20.11.07


tudo é igual quando eu canto e sou mudo
mas eu não minto, não minto
estou longe perto

(agora começaremos a falar dos mortos e aparecerão pontas cipestres sobre os assuntos já sugeridos)

Uma vez, anos atrás, fiquei fascinada pela história que o Sábato ouve do Borges (um escritor argentino), a respeito de Güiraldes e o respeitável fracasso de seu livro El cencero de cristal (só o título nos faz recomendá-lo pela animação aos domingos), que, mesmo o satisfazendo ao ponto de ser publicado, foi um fracasso absoluto no mundo das vendas literárias. Parece que nem os amigos o quiseram. Daí, o escritor vaidoso e creditoso ao mundo das especulações imobiliárias, resolveu cometer um ato que fosse, de uma vez só, contra aquelas páginas e que o livrasse da memória futura dos leitores de manuais de cultura literária. E o que Güiraldes fez? (primeiro, nunca mais sugeriu um encadeamento através de uma pergunta) Güiraldes pegou com as próprias mãos todos os exemplares a que teve acesso e jogou um por um num lago. A questão que o Sábato e o outro escritor argentino se fazem é: poizentão, que bonito que é, já que o mais comum teria sido jogá-los ao fogo.
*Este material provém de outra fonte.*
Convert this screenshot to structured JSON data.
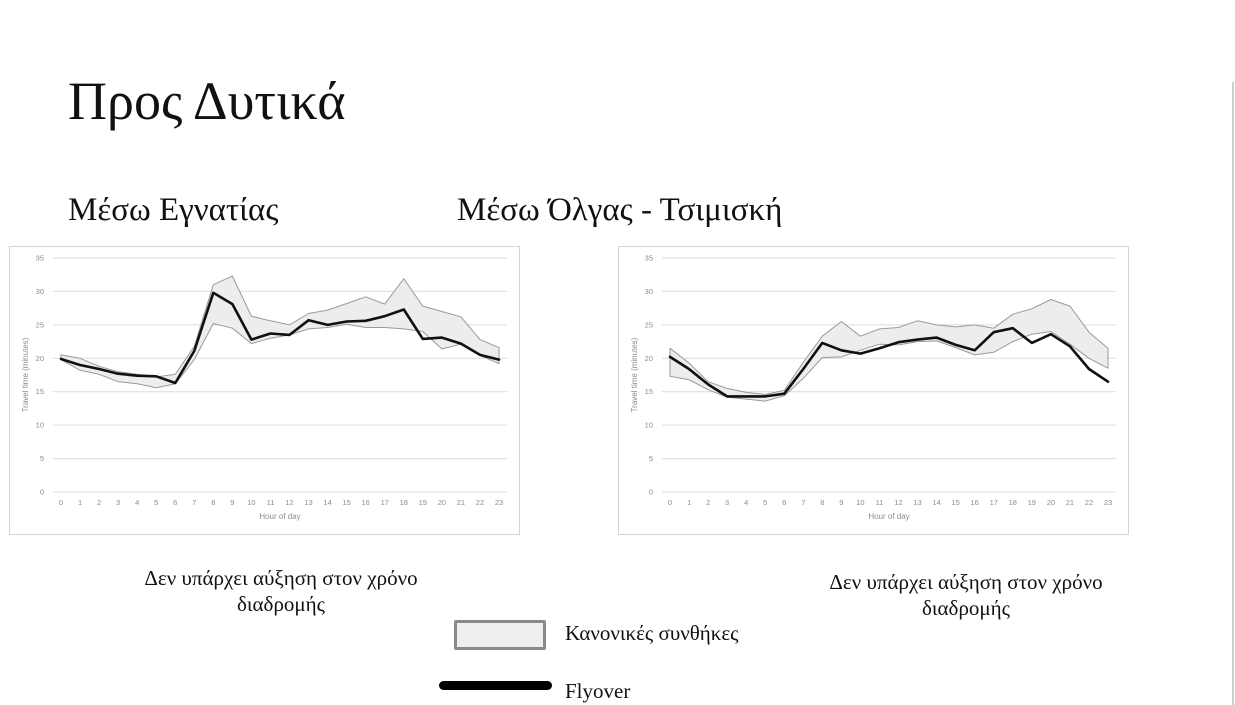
{
  "page": {
    "title": "Προς Δυτικά",
    "left_subtitle": "Μέσω Εγνατίας",
    "right_subtitle": "Μέσω Όλγας - Τσιμισκή",
    "left_caption": "Δεν υπάρχει αύξηση στον χρόνο διαδρομής",
    "right_caption": "Δεν υπάρχει αύξηση στον χρόνο διαδρομής",
    "legend": {
      "band_label": "Κανονικές συνθήκες",
      "line_label": "Flyover"
    }
  },
  "chart_data": [
    {
      "type": "line",
      "title": "",
      "xlabel": "Hour of day",
      "ylabel": "Travel time (minutes)",
      "x": [
        0,
        1,
        2,
        3,
        4,
        5,
        6,
        7,
        8,
        9,
        10,
        11,
        12,
        13,
        14,
        15,
        16,
        17,
        18,
        19,
        20,
        21,
        22,
        23
      ],
      "ylim": [
        0,
        35
      ],
      "yticks": [
        0,
        5,
        10,
        15,
        20,
        25,
        30,
        35
      ],
      "grid": true,
      "band": {
        "name": "Κανονικές συνθήκες",
        "upper": [
          20.5,
          20.0,
          18.8,
          18.0,
          17.6,
          17.2,
          17.6,
          21.8,
          31.0,
          32.3,
          26.3,
          25.6,
          25.0,
          26.7,
          27.2,
          28.2,
          29.2,
          28.1,
          31.9,
          27.8,
          27.0,
          26.2,
          22.8,
          21.6
        ],
        "lower": [
          19.8,
          18.2,
          17.6,
          16.5,
          16.2,
          15.6,
          16.2,
          19.8,
          25.2,
          24.5,
          22.2,
          23.0,
          23.5,
          24.4,
          24.6,
          25.1,
          24.6,
          24.6,
          24.4,
          24.0,
          21.4,
          22.1,
          20.4,
          19.2
        ]
      },
      "series": [
        {
          "name": "Flyover",
          "values": [
            19.9,
            19.0,
            18.4,
            17.7,
            17.4,
            17.3,
            16.3,
            21.1,
            29.8,
            28.1,
            22.8,
            23.7,
            23.5,
            25.7,
            25.0,
            25.5,
            25.6,
            26.3,
            27.3,
            22.9,
            23.1,
            22.2,
            20.5,
            19.8
          ]
        }
      ]
    },
    {
      "type": "line",
      "title": "",
      "xlabel": "Hour of day",
      "ylabel": "Travel time (minutes)",
      "x": [
        0,
        1,
        2,
        3,
        4,
        5,
        6,
        7,
        8,
        9,
        10,
        11,
        12,
        13,
        14,
        15,
        16,
        17,
        18,
        19,
        20,
        21,
        22,
        23
      ],
      "ylim": [
        0,
        35
      ],
      "yticks": [
        0,
        5,
        10,
        15,
        20,
        25,
        30,
        35
      ],
      "grid": true,
      "band": {
        "name": "Κανονικές συνθήκες",
        "upper": [
          21.5,
          19.3,
          16.5,
          15.5,
          14.9,
          14.6,
          15.2,
          19.4,
          23.3,
          25.5,
          23.3,
          24.4,
          24.6,
          25.6,
          25.0,
          24.7,
          25.0,
          24.5,
          26.6,
          27.4,
          28.8,
          27.8,
          23.9,
          21.5
        ],
        "lower": [
          17.3,
          16.8,
          15.3,
          14.2,
          13.9,
          13.6,
          14.4,
          17.0,
          20.1,
          20.2,
          21.2,
          22.1,
          22.0,
          22.5,
          22.6,
          21.6,
          20.5,
          20.9,
          22.5,
          23.6,
          24.0,
          22.1,
          20.0,
          18.5
        ]
      },
      "series": [
        {
          "name": "Flyover",
          "values": [
            20.2,
            18.4,
            16.1,
            14.3,
            14.3,
            14.3,
            14.7,
            18.4,
            22.3,
            21.2,
            20.7,
            21.5,
            22.4,
            22.8,
            23.1,
            22.0,
            21.2,
            23.9,
            24.5,
            22.3,
            23.6,
            21.8,
            18.4,
            16.5
          ]
        }
      ]
    }
  ]
}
E por que Güiraldes não optou pelo fogo? eles não respondem, para cada um está implícito, mas, talvez para nós não, talvez porque fosse um ambientalista avant-la-, talvez porque tivesse medo de fumaça, talvez porque não tenha lhe passado fogo pela cabeça, talvez morasse numa região dos lagos, talvez, porque tivesse ainda algum apego aquelas páginas,

talvez porque preferisse formas lentas, por darem tempo de se perceber o definitivo, o silêncio da putrefação aquática, apagando pouco a pouco aquelas letras, desfazendo devagar as folhas de papel, talvez gostasse assim, de gestos monótonos, aquietados, um silêncio que de tão fundo, ecoasse pra ninguém, mesmo que você colocasse o seu silêncio ouvindo de dentro do lago, você não escutaria nada; ouviria tão pouco nítido que talvez você já tenha mesmo num lago desses afundado e, não vendo nem ouvindo nem tocando, de nada desconfiou; mas eles estão lá, os cenceros de cristal, cheios daquelas imagens de candelabros com parafina cor-de-rosa, umas tábuas rangendo fantasmagóricas, uma vontade indefinidade de se deitar nessa planície, um lençol branco em cima do gramado, até a noite chegar e tudo que se entende depois.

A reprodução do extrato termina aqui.